A little more on why KU football moved its first 2 games of 2021 to Friday nights
The idea of the Kansas football program moving its first two games of the 2021 season — and of the Lance Leipold era — to Friday nights initially sounded a little sour to me.
Friday nights, after all, are for high school football. And I’m not sure that a program that’s in the position KU is in at its current state can just assume that fans will show up whenever they play their games.
They want them to. They need them to. But actually getting them there is far from a given at this point.
With that in mind, I decided to take a little deeper look at why KU’s Week 1 and Week 2 games against South Dakota, at home, and on the road against Coastal Carolina, were moved from Saturdays to Fridays.
There had to be a good reason, right?
TV was my first guess. It always is these days. And it turns out that was half correct.

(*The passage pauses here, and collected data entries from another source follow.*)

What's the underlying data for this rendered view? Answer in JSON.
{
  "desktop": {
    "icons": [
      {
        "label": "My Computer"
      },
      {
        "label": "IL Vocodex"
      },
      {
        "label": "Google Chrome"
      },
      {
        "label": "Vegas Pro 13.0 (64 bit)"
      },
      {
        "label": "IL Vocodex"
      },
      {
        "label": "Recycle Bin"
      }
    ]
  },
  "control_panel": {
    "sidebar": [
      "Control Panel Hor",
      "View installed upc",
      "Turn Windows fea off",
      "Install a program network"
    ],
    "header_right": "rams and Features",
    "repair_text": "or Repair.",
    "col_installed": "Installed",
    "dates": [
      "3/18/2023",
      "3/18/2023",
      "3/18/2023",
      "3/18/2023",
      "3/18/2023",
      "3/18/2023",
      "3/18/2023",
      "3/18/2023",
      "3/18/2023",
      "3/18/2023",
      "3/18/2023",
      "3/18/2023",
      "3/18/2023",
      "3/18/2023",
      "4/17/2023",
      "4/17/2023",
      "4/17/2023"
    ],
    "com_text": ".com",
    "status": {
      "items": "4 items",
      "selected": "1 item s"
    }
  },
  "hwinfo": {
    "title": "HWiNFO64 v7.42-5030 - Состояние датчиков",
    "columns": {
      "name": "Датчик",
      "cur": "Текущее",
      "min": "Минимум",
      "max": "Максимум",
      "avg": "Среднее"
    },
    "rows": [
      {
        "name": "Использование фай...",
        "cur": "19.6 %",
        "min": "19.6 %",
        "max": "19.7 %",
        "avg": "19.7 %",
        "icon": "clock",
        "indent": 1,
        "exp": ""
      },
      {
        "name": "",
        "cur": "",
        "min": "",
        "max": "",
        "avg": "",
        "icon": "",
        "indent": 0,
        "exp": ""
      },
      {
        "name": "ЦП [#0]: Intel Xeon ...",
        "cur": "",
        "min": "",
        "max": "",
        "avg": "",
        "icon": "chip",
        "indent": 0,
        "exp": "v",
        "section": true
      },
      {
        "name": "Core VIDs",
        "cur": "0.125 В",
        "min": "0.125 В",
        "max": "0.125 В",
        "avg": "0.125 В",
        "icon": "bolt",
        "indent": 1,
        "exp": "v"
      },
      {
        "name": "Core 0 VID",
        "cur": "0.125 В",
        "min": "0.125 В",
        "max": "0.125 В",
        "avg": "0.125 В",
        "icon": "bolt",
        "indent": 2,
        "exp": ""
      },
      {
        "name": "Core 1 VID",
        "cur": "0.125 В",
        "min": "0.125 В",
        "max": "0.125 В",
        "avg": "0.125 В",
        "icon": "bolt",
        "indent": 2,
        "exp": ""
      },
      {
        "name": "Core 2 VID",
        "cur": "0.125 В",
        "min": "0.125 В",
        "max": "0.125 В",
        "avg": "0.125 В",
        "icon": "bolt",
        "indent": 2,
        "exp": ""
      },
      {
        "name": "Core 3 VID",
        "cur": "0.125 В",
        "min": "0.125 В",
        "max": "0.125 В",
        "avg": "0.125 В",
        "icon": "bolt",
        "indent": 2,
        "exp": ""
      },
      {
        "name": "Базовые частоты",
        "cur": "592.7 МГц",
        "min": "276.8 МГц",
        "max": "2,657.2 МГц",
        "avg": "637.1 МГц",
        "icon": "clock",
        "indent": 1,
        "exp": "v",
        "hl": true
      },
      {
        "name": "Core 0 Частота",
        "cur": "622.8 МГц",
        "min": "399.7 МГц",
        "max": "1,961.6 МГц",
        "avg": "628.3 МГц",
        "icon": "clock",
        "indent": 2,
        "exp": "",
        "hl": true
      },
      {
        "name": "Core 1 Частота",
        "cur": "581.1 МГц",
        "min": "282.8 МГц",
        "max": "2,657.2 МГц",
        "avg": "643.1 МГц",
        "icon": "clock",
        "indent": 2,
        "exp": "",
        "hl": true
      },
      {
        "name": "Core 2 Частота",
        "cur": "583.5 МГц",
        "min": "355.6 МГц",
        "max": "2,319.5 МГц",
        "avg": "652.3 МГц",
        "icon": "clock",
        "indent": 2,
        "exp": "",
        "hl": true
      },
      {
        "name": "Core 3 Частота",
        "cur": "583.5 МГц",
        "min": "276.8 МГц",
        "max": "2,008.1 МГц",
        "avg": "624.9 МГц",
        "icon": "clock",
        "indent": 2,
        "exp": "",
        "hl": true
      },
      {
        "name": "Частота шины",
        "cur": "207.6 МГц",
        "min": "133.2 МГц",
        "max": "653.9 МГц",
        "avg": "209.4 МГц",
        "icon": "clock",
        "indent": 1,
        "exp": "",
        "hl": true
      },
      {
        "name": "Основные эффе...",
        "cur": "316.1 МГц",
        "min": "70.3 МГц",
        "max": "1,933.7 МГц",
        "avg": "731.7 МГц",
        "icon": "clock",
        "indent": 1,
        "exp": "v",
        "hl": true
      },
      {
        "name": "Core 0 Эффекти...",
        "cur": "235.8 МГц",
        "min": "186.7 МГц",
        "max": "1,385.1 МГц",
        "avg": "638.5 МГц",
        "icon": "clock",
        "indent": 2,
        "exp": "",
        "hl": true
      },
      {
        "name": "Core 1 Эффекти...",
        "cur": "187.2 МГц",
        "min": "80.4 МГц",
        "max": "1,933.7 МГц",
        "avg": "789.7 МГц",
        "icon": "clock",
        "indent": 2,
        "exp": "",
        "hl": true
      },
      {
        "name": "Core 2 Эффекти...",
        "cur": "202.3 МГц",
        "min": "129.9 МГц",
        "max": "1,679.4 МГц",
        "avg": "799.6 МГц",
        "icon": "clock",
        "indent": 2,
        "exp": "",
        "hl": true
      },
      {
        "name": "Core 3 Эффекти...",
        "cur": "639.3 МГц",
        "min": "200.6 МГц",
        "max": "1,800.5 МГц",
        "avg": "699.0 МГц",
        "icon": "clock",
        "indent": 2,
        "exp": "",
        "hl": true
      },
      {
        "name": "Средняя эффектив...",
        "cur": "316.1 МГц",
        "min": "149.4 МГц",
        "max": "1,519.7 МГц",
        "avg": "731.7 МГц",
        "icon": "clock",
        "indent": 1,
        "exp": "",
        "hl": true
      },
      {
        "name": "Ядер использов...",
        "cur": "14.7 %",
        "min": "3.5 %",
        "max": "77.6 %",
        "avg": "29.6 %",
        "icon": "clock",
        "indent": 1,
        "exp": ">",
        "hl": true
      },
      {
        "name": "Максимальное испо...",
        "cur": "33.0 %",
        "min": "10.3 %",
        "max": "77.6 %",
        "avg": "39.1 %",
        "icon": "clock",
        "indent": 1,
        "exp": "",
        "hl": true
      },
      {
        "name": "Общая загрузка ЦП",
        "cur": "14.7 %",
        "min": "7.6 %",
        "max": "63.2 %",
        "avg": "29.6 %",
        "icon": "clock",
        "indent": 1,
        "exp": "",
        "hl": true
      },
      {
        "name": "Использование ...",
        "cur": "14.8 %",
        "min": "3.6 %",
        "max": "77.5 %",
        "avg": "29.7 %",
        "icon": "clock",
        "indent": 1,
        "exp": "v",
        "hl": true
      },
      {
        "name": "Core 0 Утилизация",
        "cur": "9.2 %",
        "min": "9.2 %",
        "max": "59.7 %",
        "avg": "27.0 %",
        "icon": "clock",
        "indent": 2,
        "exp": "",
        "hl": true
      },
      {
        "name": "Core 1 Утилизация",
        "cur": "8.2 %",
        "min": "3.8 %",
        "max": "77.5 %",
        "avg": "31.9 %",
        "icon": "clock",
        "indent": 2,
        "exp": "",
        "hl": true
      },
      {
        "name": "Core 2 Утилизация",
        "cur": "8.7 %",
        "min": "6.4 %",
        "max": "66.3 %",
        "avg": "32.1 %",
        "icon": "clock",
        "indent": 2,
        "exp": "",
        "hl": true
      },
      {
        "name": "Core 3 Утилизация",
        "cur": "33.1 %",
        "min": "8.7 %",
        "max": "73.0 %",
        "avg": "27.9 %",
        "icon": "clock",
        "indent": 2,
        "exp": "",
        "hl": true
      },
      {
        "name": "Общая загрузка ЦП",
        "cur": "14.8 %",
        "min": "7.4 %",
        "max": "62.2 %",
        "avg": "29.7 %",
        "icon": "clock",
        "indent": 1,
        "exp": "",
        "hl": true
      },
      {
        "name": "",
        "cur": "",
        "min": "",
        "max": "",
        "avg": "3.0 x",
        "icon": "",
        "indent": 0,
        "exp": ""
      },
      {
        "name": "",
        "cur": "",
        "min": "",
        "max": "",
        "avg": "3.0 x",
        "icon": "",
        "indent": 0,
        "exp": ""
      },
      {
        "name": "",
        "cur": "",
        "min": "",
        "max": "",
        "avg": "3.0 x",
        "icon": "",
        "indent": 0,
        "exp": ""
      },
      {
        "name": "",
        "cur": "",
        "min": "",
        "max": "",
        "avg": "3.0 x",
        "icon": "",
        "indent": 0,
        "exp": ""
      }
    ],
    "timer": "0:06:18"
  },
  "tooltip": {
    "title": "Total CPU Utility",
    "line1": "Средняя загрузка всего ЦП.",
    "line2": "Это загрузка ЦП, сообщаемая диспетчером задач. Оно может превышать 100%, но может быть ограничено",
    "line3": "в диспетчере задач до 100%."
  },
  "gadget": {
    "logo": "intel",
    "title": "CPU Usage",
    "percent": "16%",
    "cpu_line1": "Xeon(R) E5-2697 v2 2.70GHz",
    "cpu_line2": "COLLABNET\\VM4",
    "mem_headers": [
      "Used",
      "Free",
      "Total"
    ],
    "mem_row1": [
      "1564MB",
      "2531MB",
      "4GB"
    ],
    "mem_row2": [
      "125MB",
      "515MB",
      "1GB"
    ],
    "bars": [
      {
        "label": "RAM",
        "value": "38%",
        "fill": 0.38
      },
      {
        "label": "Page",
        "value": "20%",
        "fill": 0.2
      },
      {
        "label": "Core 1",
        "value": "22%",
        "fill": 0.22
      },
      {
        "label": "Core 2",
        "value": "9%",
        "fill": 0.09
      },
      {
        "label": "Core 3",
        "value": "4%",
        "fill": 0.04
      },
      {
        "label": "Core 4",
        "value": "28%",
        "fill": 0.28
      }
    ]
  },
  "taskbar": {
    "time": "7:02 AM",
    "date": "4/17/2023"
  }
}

According to a KU spokesperson, it was Coastal Carolina that asked Kansas if it could move the Week 2 game to a Friday night to allow for the game to be broadcast by ESPN.
Naturally, both sides were interested in the national audience, and that game, which is set to kickoff at a time to be announced later on Sept. 10, will be shown on ESPN+.
This request, I was told, was made weeks ago, long before Leipold was hired.
After agreeing to the change, administrators at Kansas then had a decision to make — leave the Sept. 4 season opener on Saturday, therein creating a short week for the Jayhawks in their first road game of the season the following week, or look into moving that game up a day, as well.
Given the fact that the Jayhawks lost to Coastal Carolina in each of the past two seasons, and the fact that this year’s game is on the road and will require Kansas to travel to the Eastern time zone, the decision was made to move up the opener to preserve a full week of preparation between Week 1 and Week 2.
Hard to argue with that move, especially when you consider that Kansas and Leipold would get a major lift from a fast start this fall.
So why not take advantage of every possible opportunity to allow Leipold and his team to be as prepared as they possibly can be for what we already know will be a tough game, regular week or otherwise?
It stinks that it comes at the expense of high school football, but it doesn’t sound like that was anything intentional.
The good news here is it’s not like KU’s games will automatically take away from the high school scene on those two Friday nights in September.
Fans, parents and supporters of the local prep teams are likely will still focus all of their attention on those games and hope to catch the end of the KU games or keep track of them on their phones.
If anything, it’s KU that could suffer from the setup, as several high school players and their families in and around the area who may have chosen to attend KU’s opener if it were on Saturday now will not be able to.
It is what it is, though, right?
The bottom line remains unchanged. Whether on a Friday or a Saturday or a Wednesday morning at 5 a.m., KU’s football program still will have to first show fans that there’s a reason to pay attention and attend games before anyone on either side spends too much time sweating the schedule.
That part’s up to Leipold, his staff and the Kansas players. Three weeks into his time as the new KU football coach, all those involved seem excited about the challenge.